School is not out yet for the summer, but some things have already started shutting down.
The media center, whose plethora of books was once accessible to students, has recently been closed, and according to several CCHS staff members, will remain out of order for the rest of the school year.
Currently, the CCHS media center is closed due to the need for testing proctors. According to Test Coordinator Melissa Megna, the current media clerk, Rosemane Rempart, is assisting with test proctoring. But, Megna posits that after the testing season is over, the media center will remain closed, as the books inside the media center must be scrutinized.
“I was speaking to Ms.Megna, who is also the teacher, that is over the media center, and she said that because of the new legislation surrounding how books need to be scrutinized now, they’re gonna have to close the media center,” ESE Support Facilitator Michele Kitman said. “She has to set up a committee, and the committee has to review every book, according to the checklist for the state, and they need to determine whether they keep it and if they have to put it in a locked room.”
Books deemed inappropriate and put in a secure environment will be more difficult for students to access; according to several sources, a student must acquire parent permission before getting their hands on one of these locked books.
These new, stricter rules surrounding book access in school can be attributed to recent legislation in the state of Florida.
In late April, Governor Ron DeSantis signed into law the Stop the Wrongs to Our Kids and Employees (WOKE) Act, which restricts what texts a school can have concerning race, as it is aimed at avoiding the teaching of Critical Race Theory (CRT).
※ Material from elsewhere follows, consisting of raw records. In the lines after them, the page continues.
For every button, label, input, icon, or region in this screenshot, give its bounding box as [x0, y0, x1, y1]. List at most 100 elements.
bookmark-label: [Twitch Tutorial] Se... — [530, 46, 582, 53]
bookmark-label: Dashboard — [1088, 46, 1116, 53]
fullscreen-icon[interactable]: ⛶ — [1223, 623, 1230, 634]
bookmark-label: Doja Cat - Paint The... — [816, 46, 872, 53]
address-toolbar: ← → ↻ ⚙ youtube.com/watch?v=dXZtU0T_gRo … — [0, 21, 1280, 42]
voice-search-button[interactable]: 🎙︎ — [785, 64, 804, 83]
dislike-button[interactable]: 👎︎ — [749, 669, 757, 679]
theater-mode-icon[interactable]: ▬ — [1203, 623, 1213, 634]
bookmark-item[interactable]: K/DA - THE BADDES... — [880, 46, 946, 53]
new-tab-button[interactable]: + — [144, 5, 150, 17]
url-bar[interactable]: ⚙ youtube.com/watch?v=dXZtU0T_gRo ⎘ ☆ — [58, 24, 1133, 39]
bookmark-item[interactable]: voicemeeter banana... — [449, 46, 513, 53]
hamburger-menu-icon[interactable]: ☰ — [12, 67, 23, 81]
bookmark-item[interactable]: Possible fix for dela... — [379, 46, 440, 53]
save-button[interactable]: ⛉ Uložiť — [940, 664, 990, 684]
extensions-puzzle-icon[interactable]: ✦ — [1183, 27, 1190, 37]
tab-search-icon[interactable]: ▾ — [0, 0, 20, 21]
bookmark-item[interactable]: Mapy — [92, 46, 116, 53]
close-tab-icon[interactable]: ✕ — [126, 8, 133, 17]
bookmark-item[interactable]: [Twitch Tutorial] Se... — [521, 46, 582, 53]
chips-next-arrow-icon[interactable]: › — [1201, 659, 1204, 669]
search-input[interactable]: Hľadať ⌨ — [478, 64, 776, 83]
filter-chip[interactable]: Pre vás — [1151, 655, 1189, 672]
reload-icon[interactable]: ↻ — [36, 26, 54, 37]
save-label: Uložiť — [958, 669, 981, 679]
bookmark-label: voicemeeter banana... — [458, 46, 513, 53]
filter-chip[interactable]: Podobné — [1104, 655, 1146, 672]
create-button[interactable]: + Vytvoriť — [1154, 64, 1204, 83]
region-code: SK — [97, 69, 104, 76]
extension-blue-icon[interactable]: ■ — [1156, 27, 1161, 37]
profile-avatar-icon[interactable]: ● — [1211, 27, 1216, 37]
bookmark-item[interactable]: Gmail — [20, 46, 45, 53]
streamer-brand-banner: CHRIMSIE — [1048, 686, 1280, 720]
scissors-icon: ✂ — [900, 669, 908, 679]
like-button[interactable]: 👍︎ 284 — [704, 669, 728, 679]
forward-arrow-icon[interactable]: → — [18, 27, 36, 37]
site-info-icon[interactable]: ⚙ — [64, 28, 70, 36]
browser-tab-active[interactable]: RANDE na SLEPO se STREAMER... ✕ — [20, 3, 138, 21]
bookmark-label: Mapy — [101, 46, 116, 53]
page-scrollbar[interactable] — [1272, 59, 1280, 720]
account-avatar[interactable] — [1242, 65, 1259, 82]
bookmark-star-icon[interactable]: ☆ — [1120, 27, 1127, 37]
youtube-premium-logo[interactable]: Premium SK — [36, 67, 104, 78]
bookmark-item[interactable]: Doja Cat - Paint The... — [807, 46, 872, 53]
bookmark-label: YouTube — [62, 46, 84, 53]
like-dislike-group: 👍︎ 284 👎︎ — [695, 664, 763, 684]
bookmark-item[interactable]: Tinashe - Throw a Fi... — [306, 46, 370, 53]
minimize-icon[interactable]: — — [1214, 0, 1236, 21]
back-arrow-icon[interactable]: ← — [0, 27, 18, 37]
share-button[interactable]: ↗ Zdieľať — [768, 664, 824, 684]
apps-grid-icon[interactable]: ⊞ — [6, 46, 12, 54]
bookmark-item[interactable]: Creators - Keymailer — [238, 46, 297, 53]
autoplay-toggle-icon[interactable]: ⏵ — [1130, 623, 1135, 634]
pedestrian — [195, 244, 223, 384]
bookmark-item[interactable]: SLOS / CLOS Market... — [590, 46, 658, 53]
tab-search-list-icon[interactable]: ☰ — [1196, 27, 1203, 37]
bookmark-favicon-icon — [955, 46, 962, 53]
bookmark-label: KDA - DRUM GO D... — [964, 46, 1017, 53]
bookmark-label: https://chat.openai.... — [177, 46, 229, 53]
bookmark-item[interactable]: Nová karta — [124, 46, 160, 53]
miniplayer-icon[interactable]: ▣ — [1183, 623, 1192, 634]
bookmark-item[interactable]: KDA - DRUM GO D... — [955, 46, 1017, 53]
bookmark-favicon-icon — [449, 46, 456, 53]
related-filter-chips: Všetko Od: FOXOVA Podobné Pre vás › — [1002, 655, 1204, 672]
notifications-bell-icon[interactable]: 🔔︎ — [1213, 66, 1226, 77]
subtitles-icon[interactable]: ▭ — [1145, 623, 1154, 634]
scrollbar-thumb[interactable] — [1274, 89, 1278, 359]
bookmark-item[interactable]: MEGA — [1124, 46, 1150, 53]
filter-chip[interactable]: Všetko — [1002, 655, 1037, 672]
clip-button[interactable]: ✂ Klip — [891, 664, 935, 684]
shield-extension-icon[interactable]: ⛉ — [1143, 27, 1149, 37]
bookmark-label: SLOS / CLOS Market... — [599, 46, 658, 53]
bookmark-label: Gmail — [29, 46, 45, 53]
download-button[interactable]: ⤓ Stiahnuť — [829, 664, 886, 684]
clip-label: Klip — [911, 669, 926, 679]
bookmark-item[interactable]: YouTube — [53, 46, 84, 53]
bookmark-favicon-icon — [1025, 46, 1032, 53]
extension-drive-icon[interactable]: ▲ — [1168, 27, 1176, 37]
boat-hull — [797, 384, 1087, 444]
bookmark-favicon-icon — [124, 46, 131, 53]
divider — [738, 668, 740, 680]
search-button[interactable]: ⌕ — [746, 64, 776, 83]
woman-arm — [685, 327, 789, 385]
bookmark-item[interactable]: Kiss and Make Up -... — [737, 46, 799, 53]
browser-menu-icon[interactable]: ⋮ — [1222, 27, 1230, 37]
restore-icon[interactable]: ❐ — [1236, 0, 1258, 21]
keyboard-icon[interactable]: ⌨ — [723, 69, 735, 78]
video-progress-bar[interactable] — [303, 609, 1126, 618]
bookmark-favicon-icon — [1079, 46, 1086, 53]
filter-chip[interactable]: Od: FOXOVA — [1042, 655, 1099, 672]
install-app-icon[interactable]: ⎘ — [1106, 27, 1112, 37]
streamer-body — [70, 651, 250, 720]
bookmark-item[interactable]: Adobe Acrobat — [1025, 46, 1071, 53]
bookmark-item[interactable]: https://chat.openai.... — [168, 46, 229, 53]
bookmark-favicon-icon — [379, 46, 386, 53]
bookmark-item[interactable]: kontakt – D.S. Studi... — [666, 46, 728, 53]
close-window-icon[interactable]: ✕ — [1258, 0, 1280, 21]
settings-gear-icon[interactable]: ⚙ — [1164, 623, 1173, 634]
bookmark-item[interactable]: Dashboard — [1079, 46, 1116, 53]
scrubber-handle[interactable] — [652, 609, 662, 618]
There has been an increase in rejections of textbooks by the Florida Department of Education following this law; according to their press release, 41% of books submitted to the adopted list were struck down due to inclusion of CRT or other prohibited material.
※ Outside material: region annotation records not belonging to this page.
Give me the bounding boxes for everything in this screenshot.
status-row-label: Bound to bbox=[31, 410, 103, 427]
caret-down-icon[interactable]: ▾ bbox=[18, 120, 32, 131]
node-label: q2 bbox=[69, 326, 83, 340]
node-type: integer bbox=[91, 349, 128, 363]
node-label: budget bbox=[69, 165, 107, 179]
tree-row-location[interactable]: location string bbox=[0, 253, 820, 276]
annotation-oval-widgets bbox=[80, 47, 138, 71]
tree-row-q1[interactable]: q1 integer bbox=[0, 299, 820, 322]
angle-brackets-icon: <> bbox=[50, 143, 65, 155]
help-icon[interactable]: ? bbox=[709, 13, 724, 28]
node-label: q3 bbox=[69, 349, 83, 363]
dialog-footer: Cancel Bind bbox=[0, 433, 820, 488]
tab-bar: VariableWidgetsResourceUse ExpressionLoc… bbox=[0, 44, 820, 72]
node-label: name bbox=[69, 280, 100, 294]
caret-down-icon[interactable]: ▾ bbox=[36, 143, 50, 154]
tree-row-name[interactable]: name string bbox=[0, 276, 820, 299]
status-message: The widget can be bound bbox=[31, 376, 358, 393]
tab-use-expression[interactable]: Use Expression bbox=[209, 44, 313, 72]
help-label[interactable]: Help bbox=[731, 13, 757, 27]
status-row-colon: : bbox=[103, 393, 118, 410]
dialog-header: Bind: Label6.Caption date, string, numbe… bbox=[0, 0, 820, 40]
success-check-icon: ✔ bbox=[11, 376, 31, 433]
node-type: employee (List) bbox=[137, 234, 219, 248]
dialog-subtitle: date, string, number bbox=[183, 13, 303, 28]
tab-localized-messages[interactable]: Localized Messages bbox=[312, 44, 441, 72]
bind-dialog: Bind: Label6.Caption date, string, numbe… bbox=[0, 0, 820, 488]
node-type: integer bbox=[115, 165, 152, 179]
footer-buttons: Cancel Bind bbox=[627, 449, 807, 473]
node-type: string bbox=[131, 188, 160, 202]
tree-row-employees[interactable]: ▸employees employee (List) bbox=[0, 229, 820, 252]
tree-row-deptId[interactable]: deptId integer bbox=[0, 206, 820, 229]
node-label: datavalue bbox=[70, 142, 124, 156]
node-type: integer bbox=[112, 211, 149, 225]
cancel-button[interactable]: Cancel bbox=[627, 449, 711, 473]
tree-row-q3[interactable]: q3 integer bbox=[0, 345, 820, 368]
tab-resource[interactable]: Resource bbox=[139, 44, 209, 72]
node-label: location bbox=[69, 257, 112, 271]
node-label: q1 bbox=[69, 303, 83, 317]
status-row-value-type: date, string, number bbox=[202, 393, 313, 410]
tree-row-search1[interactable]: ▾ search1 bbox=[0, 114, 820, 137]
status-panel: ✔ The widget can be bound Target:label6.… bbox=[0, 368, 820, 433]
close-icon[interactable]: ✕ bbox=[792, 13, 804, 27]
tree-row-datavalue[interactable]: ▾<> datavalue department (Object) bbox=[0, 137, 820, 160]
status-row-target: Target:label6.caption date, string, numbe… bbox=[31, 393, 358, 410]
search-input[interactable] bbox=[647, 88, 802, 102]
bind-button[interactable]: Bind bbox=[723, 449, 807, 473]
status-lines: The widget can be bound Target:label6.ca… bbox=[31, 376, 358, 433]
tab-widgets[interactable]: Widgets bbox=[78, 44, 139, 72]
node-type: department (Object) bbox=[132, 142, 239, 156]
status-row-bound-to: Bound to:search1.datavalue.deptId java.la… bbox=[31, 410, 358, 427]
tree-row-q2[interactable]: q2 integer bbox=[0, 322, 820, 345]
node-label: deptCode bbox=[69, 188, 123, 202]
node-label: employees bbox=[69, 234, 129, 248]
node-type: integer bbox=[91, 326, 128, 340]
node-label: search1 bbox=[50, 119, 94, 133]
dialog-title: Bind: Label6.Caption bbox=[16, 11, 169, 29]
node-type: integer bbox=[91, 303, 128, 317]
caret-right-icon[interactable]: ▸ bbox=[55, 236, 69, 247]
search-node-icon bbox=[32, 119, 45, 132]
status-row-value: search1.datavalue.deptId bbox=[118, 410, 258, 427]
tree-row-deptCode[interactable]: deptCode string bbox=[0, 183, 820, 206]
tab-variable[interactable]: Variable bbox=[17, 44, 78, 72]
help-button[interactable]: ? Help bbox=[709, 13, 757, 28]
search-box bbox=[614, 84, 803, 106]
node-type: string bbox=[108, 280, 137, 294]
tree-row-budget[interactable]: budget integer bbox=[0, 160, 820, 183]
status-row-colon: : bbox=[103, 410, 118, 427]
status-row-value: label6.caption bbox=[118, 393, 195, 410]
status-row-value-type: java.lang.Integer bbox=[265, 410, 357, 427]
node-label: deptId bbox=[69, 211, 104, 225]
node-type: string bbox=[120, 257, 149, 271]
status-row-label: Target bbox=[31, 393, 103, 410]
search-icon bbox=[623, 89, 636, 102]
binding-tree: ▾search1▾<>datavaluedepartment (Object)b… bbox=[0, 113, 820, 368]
But, the Stop WOKE Act isn’t the only piece of legislation that is affecting books in schools. Recently signed into law, House Bill (HB) 1487 allows parents and community members to have more control over books taught in schools and kept in their media centers. It requires the establishment of a system where people can contest the usage of books in a school if they believe it violates standards stated in the Florida Statutes or other Florida laws.
Additionally, Senate Bill (SB) 1300 requires that school media centers publicize their procedures for selecting material for media centers and forces elementary school media centers to disclose a registry of their contents to the public.
CCHS is not the only school struggling with possible book bans. Throughout the state, schools have had books pulled from the shelves of media centers. In fact, according to research done by free-expression organization PEN America over the last year, Florida has the third highest number of incidences of school book bans in all 50 states; it is only outbanned by Texas and Pennsylvania.
The prospect of having book access denied or removed is highly controversial among CCHS staff and students.
“I think any type of censorship unless it’s something that’s brutally offensive should kind of be steered away from and let people make their own opinions about things,” Language Arts teacher Wendy Schauben said. “Pulling books because we assume they might offend someone or teach someone some kind of ethos kind of assumes that people are that shapeable and they’re not.”
Beyond the concept of censorship, many are afraid of the implications of books being pulled from media centers. Since the passage of HB 1487, there have been many instances of complaints being filed against books that address things like LGBTQ+ identities and relationships, as well as racism and the experiences of people of color. Some believe that the law could be used to squash alternative narratives and viewpoints.
“This restriction harms the fostering of a love of reading in students and hinders accessibility. I am lucky to be able to have a public library card and a ride to said library, but not everyone has the same luxury,” sophomore Giovanna Dellaria said. “An open library in schools allows access to a plethora of books and the only time out of a student’s day is a few minutes to walk down and back. In our high school, a student would only need their school ID to check out a book. By closing the school library to scour every book for content the government deems inappropriate, resources are taken away from those who may not have access to them otherwise. When these libraries are reopened, they will be wiped clean of anything that differs from the cis, straight, white norm. Children will no longer be able to see themselves represented in a story, much less access that story in the first place, and that is truly terrible.”